RT-PCR - (Apr/06/2011 )
I am very confused with my results now. I have extracted RNA from tomato, synthesized cDNA and did PCR reaction. I also ran the PCR using gDNA. I got the same size of bands for my cDNA and gDNA. Supposely, my PCR product should be around 300bp and and my gDNA (with inton) is around 500bp. All the bands that I got are around 500bp. Than I repeated again my experiment because I thought that my samples have been contaminated with gDNA and I have tried varities concentration of MgCl2 for my PCR reaction (from 1mM MgCl2 to 50mM MgCl2. After ran the gel electrophoresis, I found that MgCl2 at concentrations of 25mM to 40mM showed that bands only for my cDNA, not my DNA and not my ubiquitin (housekeeping gene). Meanwhile, at concentration of 2.5mM, I got the band for my cDNA, ubiquitin from my cDNA and DNA, but not my gDNA sample. I also have ran together my control which are:
1) gDNA + cDNA
2) using random template to synthesize cDNA
3) PCR reaction without sample, only primer and PCR kit
4) PCR reaction using RNA
All the controls showed no bands.
Can someone help me with this? I have designed the primer using coding sequence (without intron)
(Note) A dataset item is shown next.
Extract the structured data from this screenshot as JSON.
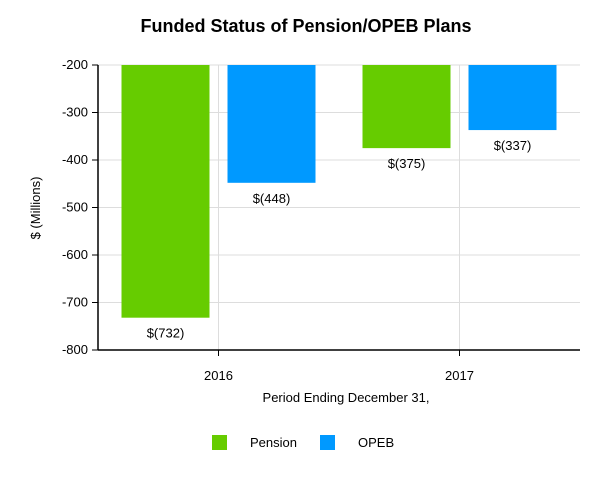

what gel concentration did you use when separating the products? if the gel percentage is too low you might not see the difference
i used 1%
do you have a Mw ladder to compare? I mean can you tell the difference in length?
This is the picture of my gel for my RNA extraction after DNase removal. What are they, the one present on the well? I used hyperladder 1 as a marker.
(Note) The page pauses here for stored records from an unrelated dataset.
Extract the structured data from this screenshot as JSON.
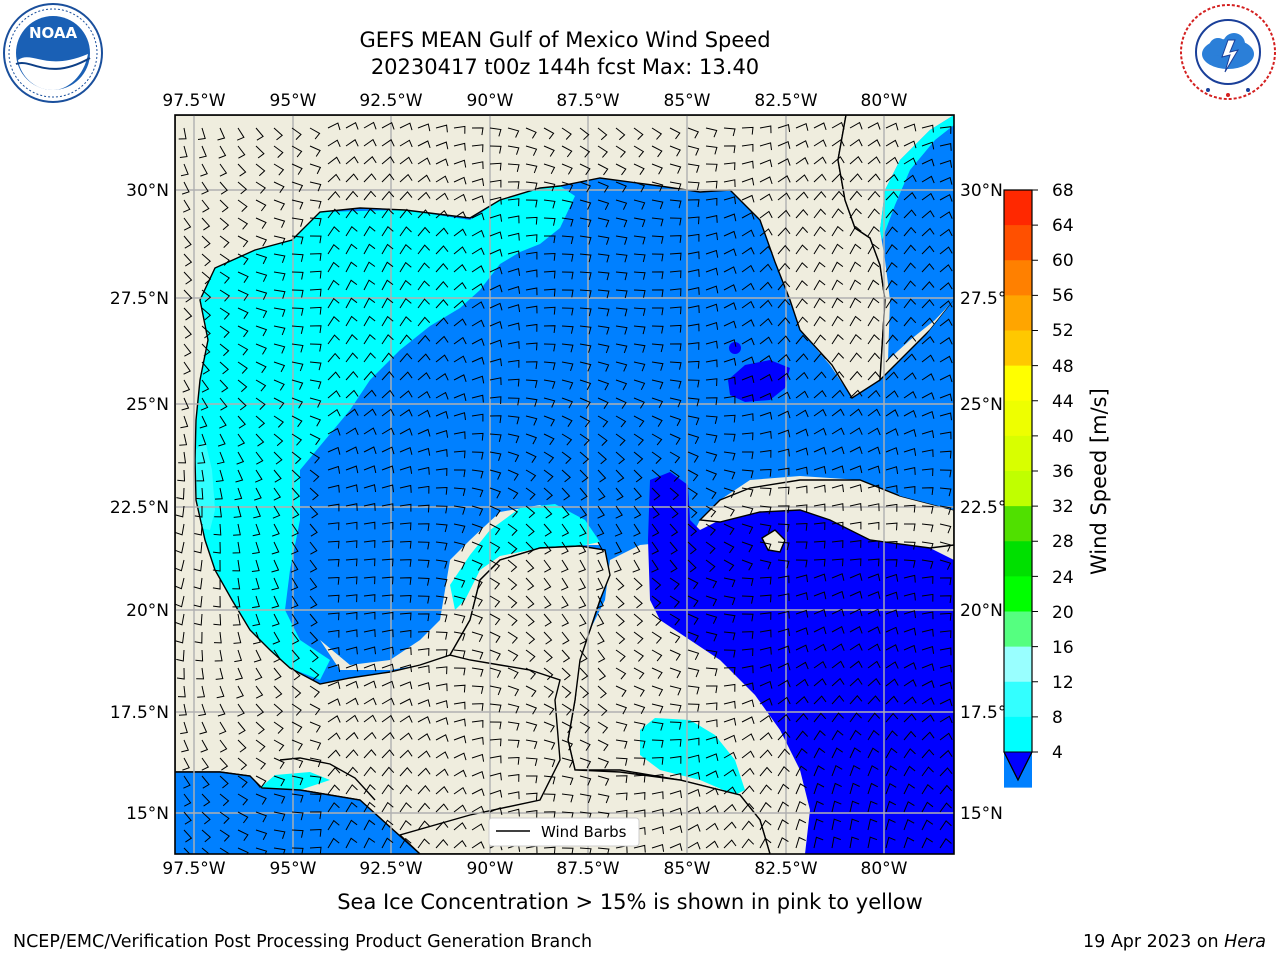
{
  "header": {
    "title_line1": "GEFS MEAN Gulf of Mexico Wind Speed",
    "title_line2": "20230417 t00z 144h fcst   Max: 13.40"
  },
  "logos": {
    "left": {
      "name": "noaa-logo",
      "text": "NOAA",
      "ring_text": "NATIONAL OCEANIC AND ATMOSPHERIC ADMINISTRATION · U.S. DEPARTMENT OF COMMERCE"
    },
    "right": {
      "name": "nws-logo",
      "ring_text": "NATIONAL WEATHER SERVICE"
    }
  },
  "map": {
    "lon_labels": [
      "97.5°W",
      "95°W",
      "92.5°W",
      "90°W",
      "87.5°W",
      "85°W",
      "82.5°W",
      "80°W"
    ],
    "lat_labels": [
      "30°N",
      "27.5°N",
      "25°N",
      "22.5°N",
      "20°N",
      "17.5°N",
      "15°N"
    ],
    "legend": "Wind Barbs",
    "colors": {
      "land": "#efedde",
      "c4": "#0080ff",
      "c0": "#0000ff",
      "c8": "#00ffff",
      "c12": "#33ffff",
      "c16": "#66ffff"
    }
  },
  "colorbar": {
    "label": "Wind Speed [m/s]",
    "ticks": [
      "68",
      "64",
      "60",
      "56",
      "52",
      "48",
      "44",
      "40",
      "36",
      "32",
      "28",
      "24",
      "20",
      "16",
      "12",
      "8",
      "4"
    ],
    "colors": [
      "#ff0000",
      "#ff2800",
      "#ff5000",
      "#ff8000",
      "#ffa500",
      "#ffc800",
      "#ffff00",
      "#eeff00",
      "#d8ff00",
      "#c0ff00",
      "#50e000",
      "#00e000",
      "#00ff00",
      "#55ff80",
      "#99ffff",
      "#33ffff",
      "#00ffff",
      "#0080ff"
    ],
    "under_color": "#0000ff"
  },
  "caption": "Sea Ice Concentration > 15% is shown in pink to yellow",
  "footer": {
    "left": "NCEP/EMC/Verification Post Processing Product Generation Branch",
    "right_prefix": "19 Apr 2023 on ",
    "right_machine": "Hera"
  }
}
This is the before the treatment
Can you tell me whether my samples are contaminated with gDNA or not (based on the pictures that I have attached before)
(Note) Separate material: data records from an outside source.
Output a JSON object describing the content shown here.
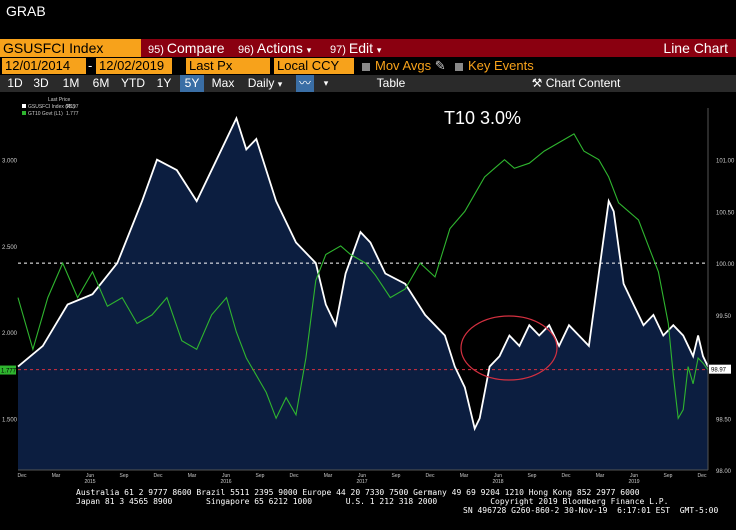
{
  "window": {
    "title": "GRAB"
  },
  "toolbar": {
    "ticker": "GSUSFCI Index",
    "compare": {
      "num": "95)",
      "label": "Compare"
    },
    "actions": {
      "num": "96)",
      "label": "Actions",
      "arrow": "▾"
    },
    "edit": {
      "num": "97)",
      "label": "Edit",
      "arrow": "▾"
    },
    "view": "Line Chart"
  },
  "range": {
    "start": "12/01/2014",
    "end": "12/02/2019",
    "price": "Last Px",
    "currency": "Local CCY",
    "mov_avgs": "Mov Avgs",
    "key_events": "Key Events"
  },
  "periods": [
    "1D",
    "3D",
    "1M",
    "6M",
    "YTD",
    "1Y",
    "5Y",
    "Max"
  ],
  "selected_period": "5Y",
  "freq": "Daily",
  "table_label": "Table",
  "chart_content_label": "Chart Content",
  "chart_data": {
    "type": "line",
    "annotation": "T10 3.0%",
    "legend_title": "Last Price",
    "series": [
      {
        "name": "GSUSFCI Index (R1)",
        "last": "98.97",
        "color": "#ffffff",
        "axis": "right",
        "area_color": "#0c1e40",
        "points": [
          [
            0,
            99.0
          ],
          [
            5,
            99.2
          ],
          [
            10,
            99.6
          ],
          [
            15,
            99.7
          ],
          [
            20,
            100.0
          ],
          [
            25,
            100.6
          ],
          [
            28,
            101.0
          ],
          [
            32,
            100.9
          ],
          [
            36,
            100.6
          ],
          [
            40,
            101.0
          ],
          [
            44,
            101.4
          ],
          [
            46,
            101.1
          ],
          [
            48,
            101.2
          ],
          [
            52,
            100.6
          ],
          [
            56,
            100.2
          ],
          [
            60,
            100.0
          ],
          [
            62,
            99.6
          ],
          [
            64,
            99.4
          ],
          [
            66,
            99.9
          ],
          [
            69,
            100.3
          ],
          [
            71,
            100.2
          ],
          [
            74,
            99.9
          ],
          [
            78,
            99.8
          ],
          [
            82,
            99.5
          ],
          [
            86,
            99.3
          ],
          [
            88,
            99.0
          ],
          [
            90,
            98.8
          ],
          [
            92,
            98.4
          ],
          [
            93,
            98.5
          ],
          [
            95,
            99.0
          ],
          [
            97,
            99.1
          ],
          [
            99,
            99.3
          ],
          [
            101,
            99.2
          ],
          [
            103,
            99.4
          ],
          [
            105,
            99.3
          ],
          [
            107,
            99.4
          ],
          [
            109,
            99.2
          ],
          [
            111,
            99.4
          ],
          [
            113,
            99.3
          ],
          [
            115,
            99.2
          ],
          [
            117,
            99.9
          ],
          [
            119,
            100.6
          ],
          [
            120,
            100.5
          ],
          [
            122,
            99.8
          ],
          [
            124,
            99.6
          ],
          [
            126,
            99.4
          ],
          [
            128,
            99.5
          ],
          [
            130,
            99.3
          ],
          [
            132,
            99.4
          ],
          [
            134,
            99.3
          ],
          [
            136,
            99.1
          ],
          [
            137,
            99.3
          ],
          [
            138,
            99.1
          ],
          [
            139,
            99.0
          ]
        ]
      },
      {
        "name": "GT10 Govt (L1)",
        "last": "1.777",
        "color": "#2fb52f",
        "axis": "left",
        "points": [
          [
            0,
            2.2
          ],
          [
            3,
            1.9
          ],
          [
            6,
            2.2
          ],
          [
            9,
            2.4
          ],
          [
            12,
            2.2
          ],
          [
            15,
            2.35
          ],
          [
            18,
            2.15
          ],
          [
            21,
            2.2
          ],
          [
            24,
            2.05
          ],
          [
            27,
            2.1
          ],
          [
            30,
            2.2
          ],
          [
            33,
            1.95
          ],
          [
            36,
            1.9
          ],
          [
            39,
            2.1
          ],
          [
            42,
            2.2
          ],
          [
            44,
            2.0
          ],
          [
            46,
            1.85
          ],
          [
            48,
            1.75
          ],
          [
            50,
            1.65
          ],
          [
            52,
            1.5
          ],
          [
            54,
            1.62
          ],
          [
            56,
            1.52
          ],
          [
            58,
            1.85
          ],
          [
            60,
            2.3
          ],
          [
            62,
            2.45
          ],
          [
            65,
            2.5
          ],
          [
            67,
            2.45
          ],
          [
            70,
            2.4
          ],
          [
            72,
            2.33
          ],
          [
            75,
            2.2
          ],
          [
            78,
            2.25
          ],
          [
            81,
            2.4
          ],
          [
            84,
            2.32
          ],
          [
            87,
            2.6
          ],
          [
            90,
            2.7
          ],
          [
            92,
            2.8
          ],
          [
            94,
            2.9
          ],
          [
            96,
            2.95
          ],
          [
            98,
            3.0
          ],
          [
            100,
            2.95
          ],
          [
            103,
            2.98
          ],
          [
            106,
            3.05
          ],
          [
            109,
            3.1
          ],
          [
            112,
            3.15
          ],
          [
            114,
            3.05
          ],
          [
            117,
            3.0
          ],
          [
            119,
            2.9
          ],
          [
            121,
            2.75
          ],
          [
            123,
            2.7
          ],
          [
            125,
            2.65
          ],
          [
            127,
            2.5
          ],
          [
            129,
            2.35
          ],
          [
            131,
            2.05
          ],
          [
            132,
            1.75
          ],
          [
            133,
            1.5
          ],
          [
            134,
            1.55
          ],
          [
            135,
            1.8
          ],
          [
            136,
            1.7
          ],
          [
            137,
            1.85
          ],
          [
            138,
            1.82
          ],
          [
            139,
            1.78
          ]
        ]
      }
    ],
    "left_ticks": [
      "3.000",
      "2.500",
      "2.000",
      "1.500"
    ],
    "right_ticks": [
      "101.00",
      "100.50",
      "100.00",
      "99.50",
      "99.00",
      "98.50",
      "98.00"
    ],
    "right_last_label": "98.97",
    "left_last_label": "1.777",
    "left_range": [
      1.2,
      3.3
    ],
    "right_range": [
      98.0,
      101.5
    ],
    "x_month_labels": [
      "Dec",
      "Mar",
      "Jun",
      "Sep",
      "Dec",
      "Mar",
      "Jun",
      "Sep",
      "Dec",
      "Mar",
      "Jun",
      "Sep",
      "Dec",
      "Mar",
      "Jun",
      "Sep",
      "Dec",
      "Mar",
      "Jun",
      "Sep",
      "Dec"
    ],
    "x_year_labels": [
      "2015",
      "2016",
      "2017",
      "2018",
      "2019"
    ],
    "reference_lines": [
      {
        "value": 100.0,
        "axis": "right",
        "color": "#ffffff"
      },
      {
        "value": 98.97,
        "axis": "right",
        "color": "#d43040"
      }
    ],
    "highlight": "ellipse around 2018 plateau"
  },
  "footer": {
    "line1": "Australia 61 2 9777 8600 Brazil 5511 2395 9000 Europe 44 20 7330 7500 Germany 49 69 9204 1210 Hong Kong 852 2977 6000",
    "line2": "Japan 81 3 4565 8900       Singapore 65 6212 1000       U.S. 1 212 318 2000           Copyright 2019 Bloomberg Finance L.P.",
    "line3": "SN 496728 G260-860-2 30-Nov-19  6:17:01 EST  GMT-5:00"
  }
}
Based on your pictures the bands you are getting are around 900 bp and 1400 bp. Also why do you have the same bands in both lanes? It seems likely that you are amplifying something non-specifically. In my experience when the primers for RT PCR are specific you should get only one band, however you can never eliminate all of your gDNA, therefore if the primers are not 100% specific you can indeed get some weird amplicons.
sorry I didn't explain to you. The picture that I showed to you is just from my RNA extraction, before and after DNase removal. Not my PCR products. Sorry about that
Ok then I am probably just seeing the 28S and 18 rRNA. You can see in the pretreated samples the gDNA probably as the bands around 10000 bp which are gone in the treated samples. That means that most of the gDNA is gone. However some gDNA will ALWAYS be carried over because no elimination step is 100%. That's why intron spanning primers are used for RT PCR.